Ночь, когда взрослеют дети

Несколько часов назад Сережа звонил мне, сказал, что Лену увезли в реанимацию. Лена – его супруга. «Помолись за неё», – попросил он.

Я несколько раз подходил к иконам, шептал, шептал, шептал. Наклонюсь до земли и опять шепчу: «Знаю, что я не могу изменить решение Твоё, но если это возможно, если это хоть как-то зависит от нас, от людей и от меня, прошу от всего сердца и от всей души – будь милостив, помоги Лене выздороветь, помоги, пожалуйста, у Лены ведь трое детей».

Отойду от икон, присяду и опять встаю перед ними и шепчу новые слова слезной молитвы.

Второй раз Сережа позвонил около полуночи: «Лена умерла». Я ничего не смог сказать в ответ. Вздохну в трубку, прижатую  к голове, хочу что-то сказать и – не могу. Он тоже молчал.

– Ты сейчас где? – задал я вопрос вместо слов успокоения, которых не нашел.

– На работе.

Он часто звонил мне с работы поздними вечерами. Засиживаться до полуночи – его почти ежедневный трудовой график.
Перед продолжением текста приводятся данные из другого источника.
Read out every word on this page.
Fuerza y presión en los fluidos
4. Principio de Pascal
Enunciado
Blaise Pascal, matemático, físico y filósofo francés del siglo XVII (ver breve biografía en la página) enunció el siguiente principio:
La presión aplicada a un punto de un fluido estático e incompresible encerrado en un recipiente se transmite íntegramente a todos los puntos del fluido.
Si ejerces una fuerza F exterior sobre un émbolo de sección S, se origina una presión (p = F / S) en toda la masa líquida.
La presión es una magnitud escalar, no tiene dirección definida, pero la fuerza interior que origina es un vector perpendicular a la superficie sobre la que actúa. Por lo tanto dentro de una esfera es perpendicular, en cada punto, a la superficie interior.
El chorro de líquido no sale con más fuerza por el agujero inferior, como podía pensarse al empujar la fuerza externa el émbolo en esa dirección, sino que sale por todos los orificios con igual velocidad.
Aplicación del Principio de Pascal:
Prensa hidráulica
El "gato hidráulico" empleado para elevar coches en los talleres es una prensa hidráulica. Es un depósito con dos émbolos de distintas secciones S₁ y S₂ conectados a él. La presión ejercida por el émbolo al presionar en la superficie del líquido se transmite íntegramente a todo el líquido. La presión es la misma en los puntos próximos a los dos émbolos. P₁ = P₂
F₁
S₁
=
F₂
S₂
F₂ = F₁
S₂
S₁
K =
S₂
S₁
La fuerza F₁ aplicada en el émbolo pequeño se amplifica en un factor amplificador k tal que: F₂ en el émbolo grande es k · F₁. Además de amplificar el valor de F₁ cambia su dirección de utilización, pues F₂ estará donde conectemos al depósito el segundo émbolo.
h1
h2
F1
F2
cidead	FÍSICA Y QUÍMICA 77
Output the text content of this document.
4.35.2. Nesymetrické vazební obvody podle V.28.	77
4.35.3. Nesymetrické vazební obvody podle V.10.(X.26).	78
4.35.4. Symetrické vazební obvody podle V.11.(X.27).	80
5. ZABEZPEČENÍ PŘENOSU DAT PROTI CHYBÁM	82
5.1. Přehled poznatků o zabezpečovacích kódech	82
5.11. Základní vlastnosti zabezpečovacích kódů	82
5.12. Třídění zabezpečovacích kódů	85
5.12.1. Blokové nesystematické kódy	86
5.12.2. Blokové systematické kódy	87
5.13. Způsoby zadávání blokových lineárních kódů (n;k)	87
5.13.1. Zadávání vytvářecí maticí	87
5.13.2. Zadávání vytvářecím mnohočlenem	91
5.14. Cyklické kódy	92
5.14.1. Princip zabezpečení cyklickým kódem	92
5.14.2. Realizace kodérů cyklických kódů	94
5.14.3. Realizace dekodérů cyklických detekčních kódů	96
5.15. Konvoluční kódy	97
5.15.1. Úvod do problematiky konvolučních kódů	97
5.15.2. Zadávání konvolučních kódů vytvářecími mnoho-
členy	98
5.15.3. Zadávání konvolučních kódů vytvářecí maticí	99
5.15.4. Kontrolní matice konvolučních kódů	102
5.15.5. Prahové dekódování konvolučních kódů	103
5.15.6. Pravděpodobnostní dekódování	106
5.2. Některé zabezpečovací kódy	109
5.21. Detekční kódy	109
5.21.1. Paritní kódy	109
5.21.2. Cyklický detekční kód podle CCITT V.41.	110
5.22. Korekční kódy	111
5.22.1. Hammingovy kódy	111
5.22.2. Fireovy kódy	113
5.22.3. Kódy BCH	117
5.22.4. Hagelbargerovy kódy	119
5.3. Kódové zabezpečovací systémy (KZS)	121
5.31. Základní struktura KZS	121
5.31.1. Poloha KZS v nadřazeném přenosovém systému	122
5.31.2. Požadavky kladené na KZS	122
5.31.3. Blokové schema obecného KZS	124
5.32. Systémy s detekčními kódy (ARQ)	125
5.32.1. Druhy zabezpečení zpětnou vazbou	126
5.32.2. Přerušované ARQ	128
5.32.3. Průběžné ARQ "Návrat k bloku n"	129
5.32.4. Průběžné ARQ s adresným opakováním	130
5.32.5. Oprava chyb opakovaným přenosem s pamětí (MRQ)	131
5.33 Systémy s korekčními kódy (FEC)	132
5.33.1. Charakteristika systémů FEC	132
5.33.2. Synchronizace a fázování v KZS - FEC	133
– Я как зашел в кабинет, увидел мотылька около окна, и у меня сердце дрогнуло, – услышал я вновь голос Сережи, – но я не хотел верить, я всё равно надеялся. А через час позвонили из больницы, Сергей Валерьевич, выражаем соболезнование… не приходя в сознание…

И телефон замолчал: Серегей сам оборвал связь. Я тут же набрал его номер и услышал  ответ: «Суразаков».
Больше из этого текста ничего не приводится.